Headaches among soldiers in their last three months of a tour of combat are 36% — more than twice — higher than the general US population experiences, according to a study presented at the American Headache Society‘s annual meeting. Even more interesting is that 93% of soldiers screened were men. In general, about three times as many women as men in the US have headache disorders.
A ton of possible triggers are there: stress (obviously), disrupted routine, new environment and weather, and food. I also wonder what their rates of depression are.
Check out the abstract for details:
TITLE: Prevalence and Impact of Migraine Among U.S. Army Soldiers Deployed to a Combat Theater
ABSTRACT BODY:
Objectives: To determine the prevalence, impact, and treatment of migraine headaches among U.S. Army soldiers participating in combat operations in Iraq.Background: The prevalence and impact of migraines in military personnel serving in a combat theater have not been previously reported.
Methods: A brigade of soldiers from Ft. Lewis, Washington was screened with a validated headache questionnaire immediately upon returning from a 1-year tour of combat duty in Iraq. Headache symptoms during the last 3 months of deployment were sought. Headaches were classified into definite migraine, probable migraine, or non-migraine headache using IHS [International Headache Society] criteria.
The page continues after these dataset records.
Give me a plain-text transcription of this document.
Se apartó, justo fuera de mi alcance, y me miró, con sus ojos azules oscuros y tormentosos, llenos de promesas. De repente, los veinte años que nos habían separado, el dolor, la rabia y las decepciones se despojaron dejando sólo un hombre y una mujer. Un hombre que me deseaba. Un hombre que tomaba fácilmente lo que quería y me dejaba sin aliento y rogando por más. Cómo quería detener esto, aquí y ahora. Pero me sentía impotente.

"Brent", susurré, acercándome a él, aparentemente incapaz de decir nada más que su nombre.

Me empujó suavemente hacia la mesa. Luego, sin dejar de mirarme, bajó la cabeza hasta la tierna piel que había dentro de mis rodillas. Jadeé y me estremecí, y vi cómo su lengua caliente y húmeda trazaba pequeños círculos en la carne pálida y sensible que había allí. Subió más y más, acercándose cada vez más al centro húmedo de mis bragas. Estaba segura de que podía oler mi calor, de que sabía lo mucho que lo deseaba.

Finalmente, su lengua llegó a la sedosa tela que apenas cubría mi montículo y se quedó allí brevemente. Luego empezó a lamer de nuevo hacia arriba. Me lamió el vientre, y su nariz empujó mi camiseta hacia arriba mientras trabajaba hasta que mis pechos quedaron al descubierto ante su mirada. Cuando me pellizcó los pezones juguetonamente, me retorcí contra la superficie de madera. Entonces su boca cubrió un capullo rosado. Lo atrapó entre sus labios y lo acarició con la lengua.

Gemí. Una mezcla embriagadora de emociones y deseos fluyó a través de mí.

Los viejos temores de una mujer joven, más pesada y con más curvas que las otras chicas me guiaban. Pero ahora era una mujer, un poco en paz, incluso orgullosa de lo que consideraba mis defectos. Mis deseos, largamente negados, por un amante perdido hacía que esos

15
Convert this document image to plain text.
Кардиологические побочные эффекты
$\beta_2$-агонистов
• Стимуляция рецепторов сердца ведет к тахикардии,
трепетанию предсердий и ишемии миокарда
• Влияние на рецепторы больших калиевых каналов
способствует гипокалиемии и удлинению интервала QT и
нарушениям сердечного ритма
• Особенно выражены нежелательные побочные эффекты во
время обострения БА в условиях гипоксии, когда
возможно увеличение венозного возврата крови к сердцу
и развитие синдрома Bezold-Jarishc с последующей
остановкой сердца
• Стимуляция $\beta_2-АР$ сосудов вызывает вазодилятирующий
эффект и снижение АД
Results: 2,725 soldiers were screened. 93% were men and 7% were women. The mean age was 27.4 years. 19% (518/2725) of soldiers reported headaches meeting criteria for definite migraine, 17.5% (476/2725) reported headaches meeting criteria for probable migraine, and 11.4% (312/2725) had non-migraine headaches. Only 5% (124/2725) of soldiers carried a previous diagnosis of migraine. The mean number of headache days per month was 3 for definite migraine, 1.5 for probable migraine, and 1 for non-migraine. The mean number of duty days impaired by headache over a 3 month period was 7.2 +/- 2 for definite migraine, 2.0 +/- 1 for probable migraine, and 1.7 +/- 0.5 for non-migraine. 473 sick call visits for acute headache were collectively made over a 3-month period by soldiers with definite migraine, 76 were made by soldiers with probable migraine, and 17 were made by soldiers with non-migraine headache. Only 3% (30/993) of soldiers with definite or probable migraine used triptan medication.
Conclusions: Migraine headaches are unexpectedly common among military personnel serving in a combat zone, affecting approximately 36% of U.S. Army soldiers. Migraine headaches adversely impact the ability of deployed soldiers to perform their military duties and are a common cause of sick call visits. The results also suggest that migraine headaches are sub-optimally managed in deployed military personnel.